A few said there appeared to be some light buying by pension funds at the lows and that some other investors could be bargain-hunting, but they added that most players were reluctant to take on the necessary risk.

So far this year, the Nikkei has been one of the world's worst-performing markets, which analysts largely blame on the yen's advance and its impact on exporters.

The MSCI Japan index is down roughly 10.4 per cent so far this year, while the MSCI All-Country World Index has shed 5.9 per cent in the same period.

By contrast, the MSCI index of Asia Pacific stocks outside Japan has fallen just 2.8 per cent.

Among the Nikkei's broad selling, exporters in particular lost ground, with Sony Corp falling 3.7 per cent to 2,406 yen, Canon Inc sliding 0.9 per cent to 3,520 yen and Tokyo Electron shedding 3.8 per cent to 4,100 yen.

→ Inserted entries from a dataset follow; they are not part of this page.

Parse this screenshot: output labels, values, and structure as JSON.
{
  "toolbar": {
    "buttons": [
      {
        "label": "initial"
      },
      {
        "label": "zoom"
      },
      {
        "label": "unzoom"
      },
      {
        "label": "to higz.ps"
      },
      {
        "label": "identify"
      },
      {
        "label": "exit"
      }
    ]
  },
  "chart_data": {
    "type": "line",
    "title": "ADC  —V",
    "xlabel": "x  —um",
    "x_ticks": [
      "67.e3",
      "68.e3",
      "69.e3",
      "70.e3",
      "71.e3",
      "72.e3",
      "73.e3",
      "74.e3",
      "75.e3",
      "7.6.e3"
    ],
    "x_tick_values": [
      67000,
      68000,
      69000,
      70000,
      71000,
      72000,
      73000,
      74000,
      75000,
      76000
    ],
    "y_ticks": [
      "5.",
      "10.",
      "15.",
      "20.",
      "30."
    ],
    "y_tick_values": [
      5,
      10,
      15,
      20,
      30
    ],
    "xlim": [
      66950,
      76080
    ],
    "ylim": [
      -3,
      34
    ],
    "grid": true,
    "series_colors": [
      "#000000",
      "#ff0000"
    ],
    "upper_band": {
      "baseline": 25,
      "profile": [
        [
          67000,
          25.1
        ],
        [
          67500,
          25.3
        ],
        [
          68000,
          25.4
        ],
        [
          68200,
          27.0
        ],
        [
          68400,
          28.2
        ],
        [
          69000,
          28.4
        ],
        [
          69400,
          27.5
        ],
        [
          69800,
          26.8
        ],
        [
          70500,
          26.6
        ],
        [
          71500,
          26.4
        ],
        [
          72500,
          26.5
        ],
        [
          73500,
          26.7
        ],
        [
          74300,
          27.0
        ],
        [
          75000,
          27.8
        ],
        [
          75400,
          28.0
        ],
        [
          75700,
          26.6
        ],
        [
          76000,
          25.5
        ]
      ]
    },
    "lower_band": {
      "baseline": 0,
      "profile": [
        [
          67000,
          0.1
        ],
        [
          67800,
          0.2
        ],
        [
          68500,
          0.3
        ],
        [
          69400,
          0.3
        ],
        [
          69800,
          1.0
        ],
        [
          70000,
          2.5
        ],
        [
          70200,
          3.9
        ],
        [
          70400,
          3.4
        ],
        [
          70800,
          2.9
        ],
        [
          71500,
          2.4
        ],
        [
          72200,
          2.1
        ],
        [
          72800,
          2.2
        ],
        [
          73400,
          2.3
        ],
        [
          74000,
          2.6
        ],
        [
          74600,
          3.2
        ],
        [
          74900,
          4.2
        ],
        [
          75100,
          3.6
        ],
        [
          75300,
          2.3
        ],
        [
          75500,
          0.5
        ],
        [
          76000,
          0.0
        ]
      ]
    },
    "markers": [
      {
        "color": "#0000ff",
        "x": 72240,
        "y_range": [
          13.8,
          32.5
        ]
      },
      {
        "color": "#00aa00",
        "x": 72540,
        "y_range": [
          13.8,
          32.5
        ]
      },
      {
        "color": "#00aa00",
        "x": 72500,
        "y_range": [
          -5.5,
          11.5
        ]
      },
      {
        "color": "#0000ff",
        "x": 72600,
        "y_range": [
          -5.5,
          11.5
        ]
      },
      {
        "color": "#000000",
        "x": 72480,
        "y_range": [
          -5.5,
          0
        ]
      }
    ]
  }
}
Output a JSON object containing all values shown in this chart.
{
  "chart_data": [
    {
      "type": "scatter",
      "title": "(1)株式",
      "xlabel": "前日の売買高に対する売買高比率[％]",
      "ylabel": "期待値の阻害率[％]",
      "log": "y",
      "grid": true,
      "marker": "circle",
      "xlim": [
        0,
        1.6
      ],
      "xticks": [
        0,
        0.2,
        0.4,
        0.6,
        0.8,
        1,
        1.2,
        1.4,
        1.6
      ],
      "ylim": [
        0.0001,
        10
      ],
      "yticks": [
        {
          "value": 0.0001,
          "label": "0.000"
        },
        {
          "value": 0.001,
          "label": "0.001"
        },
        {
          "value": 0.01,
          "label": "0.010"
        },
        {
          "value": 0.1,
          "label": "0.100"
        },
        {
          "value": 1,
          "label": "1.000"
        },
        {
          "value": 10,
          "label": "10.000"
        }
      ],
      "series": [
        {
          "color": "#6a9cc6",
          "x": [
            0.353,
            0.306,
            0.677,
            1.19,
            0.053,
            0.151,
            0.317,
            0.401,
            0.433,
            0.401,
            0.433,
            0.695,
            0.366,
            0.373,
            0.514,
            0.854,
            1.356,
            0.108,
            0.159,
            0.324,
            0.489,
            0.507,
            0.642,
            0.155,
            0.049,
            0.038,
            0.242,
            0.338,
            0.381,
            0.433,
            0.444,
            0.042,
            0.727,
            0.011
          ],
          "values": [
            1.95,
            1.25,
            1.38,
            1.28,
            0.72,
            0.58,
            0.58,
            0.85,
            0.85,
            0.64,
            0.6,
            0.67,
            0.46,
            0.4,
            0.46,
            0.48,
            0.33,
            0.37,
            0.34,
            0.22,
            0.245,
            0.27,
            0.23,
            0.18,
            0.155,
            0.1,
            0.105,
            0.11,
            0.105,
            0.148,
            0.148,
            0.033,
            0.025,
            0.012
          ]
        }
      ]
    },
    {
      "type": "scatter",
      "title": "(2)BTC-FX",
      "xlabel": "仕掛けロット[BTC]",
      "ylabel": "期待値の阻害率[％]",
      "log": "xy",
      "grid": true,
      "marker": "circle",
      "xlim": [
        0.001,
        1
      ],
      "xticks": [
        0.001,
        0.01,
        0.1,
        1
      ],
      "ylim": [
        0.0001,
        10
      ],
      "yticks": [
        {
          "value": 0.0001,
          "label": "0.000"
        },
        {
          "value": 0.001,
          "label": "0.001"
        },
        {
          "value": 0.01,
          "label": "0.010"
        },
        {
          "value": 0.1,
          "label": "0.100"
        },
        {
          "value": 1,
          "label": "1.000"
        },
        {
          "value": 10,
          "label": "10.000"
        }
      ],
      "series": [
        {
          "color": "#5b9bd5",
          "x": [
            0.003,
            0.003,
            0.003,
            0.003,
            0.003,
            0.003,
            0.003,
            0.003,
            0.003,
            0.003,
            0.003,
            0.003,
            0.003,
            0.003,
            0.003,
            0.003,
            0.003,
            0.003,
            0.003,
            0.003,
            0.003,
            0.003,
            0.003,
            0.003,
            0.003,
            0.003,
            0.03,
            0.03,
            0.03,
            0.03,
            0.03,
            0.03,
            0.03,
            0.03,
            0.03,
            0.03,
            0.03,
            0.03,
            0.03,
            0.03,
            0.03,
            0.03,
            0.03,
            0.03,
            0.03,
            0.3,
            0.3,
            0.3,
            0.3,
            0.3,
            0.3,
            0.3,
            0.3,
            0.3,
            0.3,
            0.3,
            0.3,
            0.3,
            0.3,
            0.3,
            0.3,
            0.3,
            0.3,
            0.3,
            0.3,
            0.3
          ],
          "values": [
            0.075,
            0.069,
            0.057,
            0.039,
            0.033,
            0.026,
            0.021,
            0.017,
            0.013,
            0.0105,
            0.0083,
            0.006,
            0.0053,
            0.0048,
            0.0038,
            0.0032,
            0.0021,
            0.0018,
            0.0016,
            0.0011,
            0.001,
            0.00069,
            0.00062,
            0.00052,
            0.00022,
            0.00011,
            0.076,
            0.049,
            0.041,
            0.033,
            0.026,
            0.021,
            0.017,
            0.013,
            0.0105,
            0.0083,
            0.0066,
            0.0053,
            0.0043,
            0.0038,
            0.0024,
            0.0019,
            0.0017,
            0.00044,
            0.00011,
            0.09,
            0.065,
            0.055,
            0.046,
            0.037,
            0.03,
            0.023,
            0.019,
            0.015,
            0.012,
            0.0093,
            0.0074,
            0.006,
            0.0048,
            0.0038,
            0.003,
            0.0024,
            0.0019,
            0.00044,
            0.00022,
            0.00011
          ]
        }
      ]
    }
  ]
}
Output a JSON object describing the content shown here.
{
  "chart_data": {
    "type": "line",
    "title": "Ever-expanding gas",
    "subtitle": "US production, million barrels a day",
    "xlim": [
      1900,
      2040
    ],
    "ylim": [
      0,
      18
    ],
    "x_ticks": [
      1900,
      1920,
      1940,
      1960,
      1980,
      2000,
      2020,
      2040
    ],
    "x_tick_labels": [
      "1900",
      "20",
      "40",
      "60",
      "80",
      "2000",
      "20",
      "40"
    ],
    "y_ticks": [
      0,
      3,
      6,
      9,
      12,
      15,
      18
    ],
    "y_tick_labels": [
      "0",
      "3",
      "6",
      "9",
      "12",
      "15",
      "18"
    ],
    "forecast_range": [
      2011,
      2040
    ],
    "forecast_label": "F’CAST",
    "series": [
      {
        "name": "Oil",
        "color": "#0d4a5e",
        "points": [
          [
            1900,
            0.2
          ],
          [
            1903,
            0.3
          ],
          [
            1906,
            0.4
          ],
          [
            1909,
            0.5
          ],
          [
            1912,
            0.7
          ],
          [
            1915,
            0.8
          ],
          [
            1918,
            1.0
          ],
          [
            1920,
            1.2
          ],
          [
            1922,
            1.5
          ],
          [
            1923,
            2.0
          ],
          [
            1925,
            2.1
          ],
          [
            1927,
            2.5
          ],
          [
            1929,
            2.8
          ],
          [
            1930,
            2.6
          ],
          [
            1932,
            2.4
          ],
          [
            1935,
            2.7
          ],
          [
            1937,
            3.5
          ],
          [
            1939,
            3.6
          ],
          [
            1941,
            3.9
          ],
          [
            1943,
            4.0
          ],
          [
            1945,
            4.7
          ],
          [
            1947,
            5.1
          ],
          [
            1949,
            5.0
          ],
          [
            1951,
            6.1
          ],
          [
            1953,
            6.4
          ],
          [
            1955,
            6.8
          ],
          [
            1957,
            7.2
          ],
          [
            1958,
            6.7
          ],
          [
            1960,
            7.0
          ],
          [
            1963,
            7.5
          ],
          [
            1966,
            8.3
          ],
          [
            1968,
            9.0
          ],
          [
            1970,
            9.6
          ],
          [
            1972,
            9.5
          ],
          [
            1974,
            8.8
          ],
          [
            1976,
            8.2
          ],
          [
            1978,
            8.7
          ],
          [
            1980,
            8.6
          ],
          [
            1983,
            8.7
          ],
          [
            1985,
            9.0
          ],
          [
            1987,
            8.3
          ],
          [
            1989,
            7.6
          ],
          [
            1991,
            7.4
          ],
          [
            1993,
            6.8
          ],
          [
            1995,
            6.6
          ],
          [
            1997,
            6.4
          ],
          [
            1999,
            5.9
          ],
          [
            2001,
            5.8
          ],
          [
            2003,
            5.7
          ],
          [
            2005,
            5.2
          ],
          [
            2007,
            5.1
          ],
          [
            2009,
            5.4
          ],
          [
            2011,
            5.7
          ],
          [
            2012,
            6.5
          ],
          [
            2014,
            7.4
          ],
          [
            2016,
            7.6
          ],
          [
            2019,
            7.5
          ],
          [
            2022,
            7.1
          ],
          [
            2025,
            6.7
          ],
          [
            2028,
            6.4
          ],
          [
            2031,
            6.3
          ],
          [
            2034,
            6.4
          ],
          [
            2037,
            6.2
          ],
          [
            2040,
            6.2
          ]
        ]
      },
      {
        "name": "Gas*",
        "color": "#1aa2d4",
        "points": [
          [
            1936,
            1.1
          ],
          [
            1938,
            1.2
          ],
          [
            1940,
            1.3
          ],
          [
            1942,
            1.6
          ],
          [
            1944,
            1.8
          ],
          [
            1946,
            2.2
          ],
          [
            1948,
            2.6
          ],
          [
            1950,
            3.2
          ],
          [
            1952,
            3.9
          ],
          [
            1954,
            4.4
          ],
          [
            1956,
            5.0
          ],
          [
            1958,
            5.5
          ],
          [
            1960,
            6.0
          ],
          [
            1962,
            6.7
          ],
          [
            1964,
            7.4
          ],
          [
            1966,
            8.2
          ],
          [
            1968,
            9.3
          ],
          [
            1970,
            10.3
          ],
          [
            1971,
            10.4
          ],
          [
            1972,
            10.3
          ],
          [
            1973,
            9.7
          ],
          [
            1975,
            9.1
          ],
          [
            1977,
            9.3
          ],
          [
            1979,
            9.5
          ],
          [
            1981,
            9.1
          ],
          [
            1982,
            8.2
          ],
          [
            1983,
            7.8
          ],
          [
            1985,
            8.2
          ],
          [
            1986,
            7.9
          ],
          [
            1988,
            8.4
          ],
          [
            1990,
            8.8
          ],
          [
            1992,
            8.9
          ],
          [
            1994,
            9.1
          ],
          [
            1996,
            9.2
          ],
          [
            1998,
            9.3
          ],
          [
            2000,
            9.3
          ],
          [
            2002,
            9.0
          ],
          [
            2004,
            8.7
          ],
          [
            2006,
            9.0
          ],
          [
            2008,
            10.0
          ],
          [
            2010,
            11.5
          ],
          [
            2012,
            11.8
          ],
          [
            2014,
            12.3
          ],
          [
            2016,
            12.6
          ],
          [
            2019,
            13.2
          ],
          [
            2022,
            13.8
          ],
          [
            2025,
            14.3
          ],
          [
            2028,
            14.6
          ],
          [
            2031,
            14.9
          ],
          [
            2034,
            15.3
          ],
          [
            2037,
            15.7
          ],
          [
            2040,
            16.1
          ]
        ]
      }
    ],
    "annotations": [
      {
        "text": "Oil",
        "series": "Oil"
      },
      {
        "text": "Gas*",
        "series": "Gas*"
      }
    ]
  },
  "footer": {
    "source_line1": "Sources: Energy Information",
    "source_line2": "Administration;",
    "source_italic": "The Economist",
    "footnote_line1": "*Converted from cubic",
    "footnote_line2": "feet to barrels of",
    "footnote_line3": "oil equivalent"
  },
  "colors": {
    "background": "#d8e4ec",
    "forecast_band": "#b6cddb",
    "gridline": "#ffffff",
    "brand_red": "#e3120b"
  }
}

Nomura Real Estate Holdings fell 6.3 per cent to 1,119 yen after Credit Suisse cut its rating on the company to "underperform" from "neutral", citing the potential risk of valuation losses and uncertainty about the level of those losses.

But defensive stocks such as drugmakers, seen as resilient in the face of turbulent conditions overseas, bucked a slide in the overall market as exporters fell due to worries about the yen's strength.

Eisai Co gained 1.5 per cent to 3,055 yen and Daiichi Sankyo Co climbed 2.4 per cent to 1,678 yen. Cosmetics firm Shiseido Co added 0.4 per cent to 1,875 yen.

Trade was thin on the Tokyo exchange's first section, with 1.5 billion shares changing hands, a day after booking volume of 1.28 billion yen, a two-week low.

Declining stocks outnumbered advancing ones by more than 2 to 1.